Redistricting: critics say it's a core issue that leads to corruption and bad public policy. Today, an effort to create an independent commission to redraw state legislative boundaries is getting a reboot. A similar grassroots effort tried and failed to get a referendum on last November's ballot to change the constitution and allow for an independent remap process. So why do backers believe this one will succeed?

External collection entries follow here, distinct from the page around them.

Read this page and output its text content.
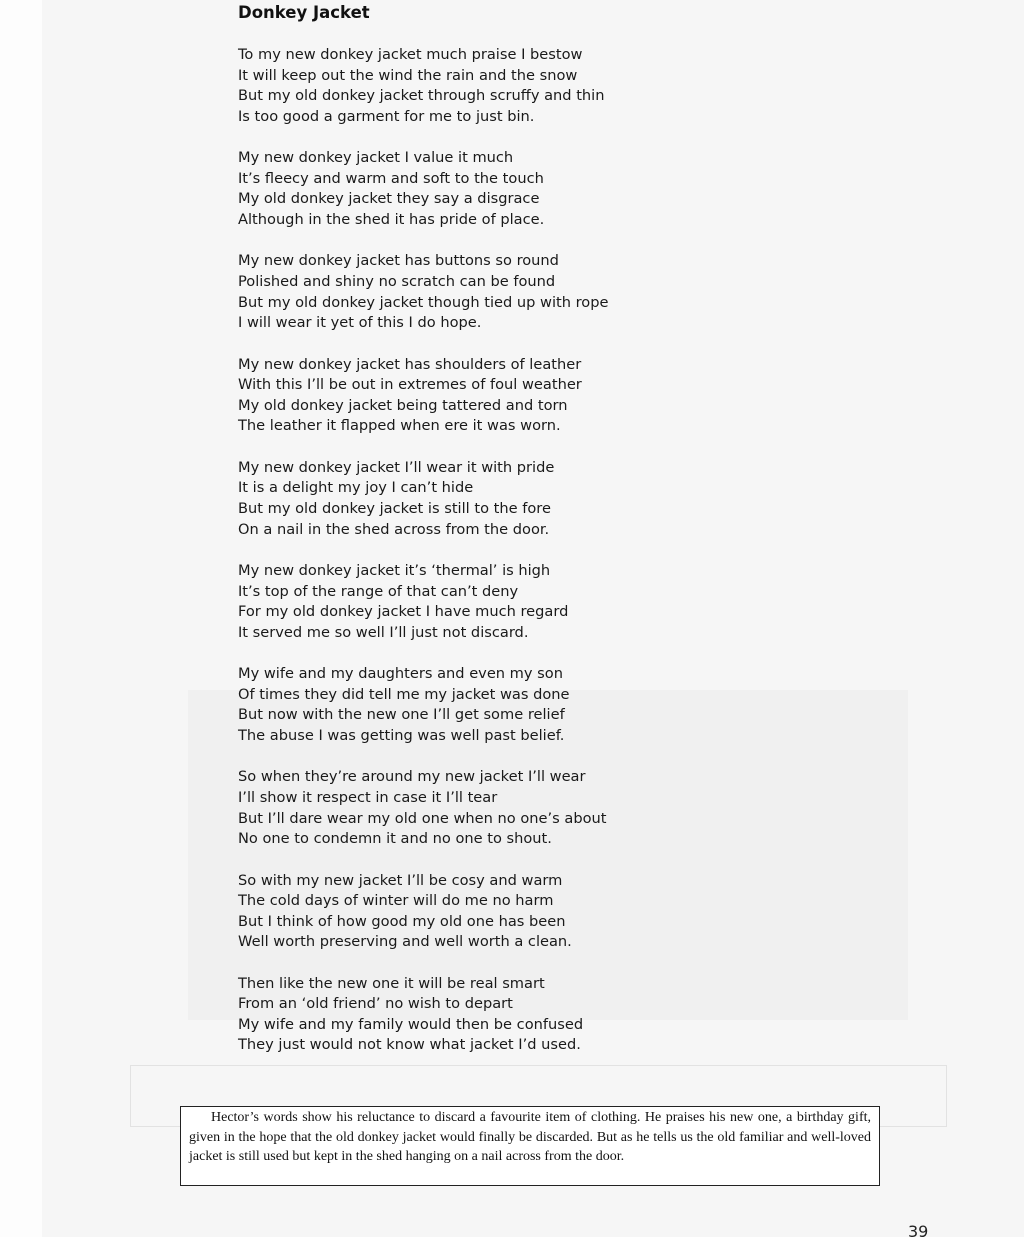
Donkey Jacket
To my new donkey jacket much praise I bestow
It will keep out the wind the rain and the snow
But my old donkey jacket through scruffy and thin
Is too good a garment for me to just bin.
My new donkey jacket I value it much
It’s fleecy and warm and soft to the touch
My old donkey jacket they say a disgrace
Although in the shed it has pride of place.
My new donkey jacket has buttons so round
Polished and shiny no scratch can be found
But my old donkey jacket though tied up with rope
I will wear it yet of this I do hope.
My new donkey jacket has shoulders of leather
With this I’ll be out in extremes of foul weather
My old donkey jacket being tattered and torn
The leather it flapped when ere it was worn.
My new donkey jacket I’ll wear it with pride
It is a delight my joy I can’t hide
But my old donkey jacket is still to the fore
On a nail in the shed across from the door.
My new donkey jacket it’s ‘thermal’ is high
It’s top of the range of that can’t deny
For my old donkey jacket I have much regard
It served me so well I’ll just not discard.
My wife and my daughters and even my son
Of times they did tell me my jacket was done
But now with the new one I’ll get some relief
The abuse I was getting was well past belief.
So when they’re around my new jacket I’ll wear
I’ll show it respect in case it I’ll tear
But I’ll dare wear my old one when no one’s about
No one to condemn it and no one to shout.
So with my new jacket I’ll be cosy and warm
The cold days of winter will do me no harm
But I think of how good my old one has been
Well worth preserving and well worth a clean.
Then like the new one it will be real smart
From an ‘old friend’ no wish to depart
My wife and my family would then be confused
They just would not know what jacket I’d used.
Hector’s words show his reluctance to discard a favourite item of clothing. He praises his new one, a birthday gift, given in the hope that the old donkey jacket would finally be discarded. But as he tells us the old familiar and well-loved jacket is still used but kept in the shed hanging on a nail across from the door.
39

They say they’ve fixed the constitutional issues that squelched last year’s effort. And they have bigwig civic leaders behind this campaign – people like Bill Daley, Don Thompson, the former CEO of McDonald’s, Dennis Fitzsimmons, former CEO of the Tribune Company, and former Playboy CEO Christie Hefner. They say the goal is to change the once every 10-year process of redrawing legislative boundaries – a process that is controlled by the majority political party in Springfield, resulting in a jigsaw puzzle-type map that favors the incumbent – and put it in the hands of a nonpartisan commission.

“There is an inherent conflict of interest when legislators draw the districts they run in,” Hefner said. “To replace that system with a nonpartisan, strict, transparent system is good for government and good for voters.”

The renewed effort would need to get nearly 300,000 valid signatures to put an amendment before voters on the next election ballot. After that, it has to survive challenges to its legality. During the last cycle, the challenge was brought by House Speaker Mike Madigan’s top attorney – Mike Kasper, who concurrently challenged the term limits amendment backed by Gov. Bruce Rauner. Cook County Circuit Court Judge Mary Mikva threw both amendments out, but said that, with changes, a remap amendment could one day pass constitutional muster.

Specifically, the old amendment was not allowed because it mandated that anyone serving on the 11-member commission to redraw maps would be barred from running for political office for the next 10 years. The supporters say this time, that requirement is gone.

“There was a lot of extraneous language attached to the 2014 amendment,” says Patrick Brady, a Republican attorney who is working on the Fair Maps Amendment. “So what we did was streamline it. There is less for the Supreme Court to hang on to and say, ‘for this reason, we’re throwing it out.’” 

But the field organizer for last year’s remap effort sent out a letter to volunteers saying he would not work with this new campaign because he felt it was too business-like. And one of the election lawyers for last year’s effort – Michael Dorf – says there are still too many legal issues for this to be successful.

“What the proponents of the amendment are trying to do is make this totally nonpartisan. What they should be doing is making it bipartisan,” Dorf said. “It can be bipartisan, Republicans and Democrats should both choose the members. I think that solves all the constitutional problems. The way they have it, making it nonpartisan, creates too many restrictions. It’s everything that Judge Mikva said they can’t do.”

There’s also been concern expressed among some that Fair Maps is nothing more than a Republican front group backed by Gov. Rauner to attempt to win back the general assembly for the GOP.  That’s a charge that noted progressive Hefner disputed.

“This effort started under a democratic governor,” she said. “It’s really important to recognize that this improvement of the system is a reform that will benefit everybody.”

Meanwhile, Gov. Rauner in Springfield said he supports the new effort, saying of the current process:

“It diminishes our democracy, it takes away from two party democracy, both parties are guilty of it. I'm a strong believer that we should have redistricting reform. It takes partisan politics as much out of it as possible and allows voters real choice and real competition in general elections.”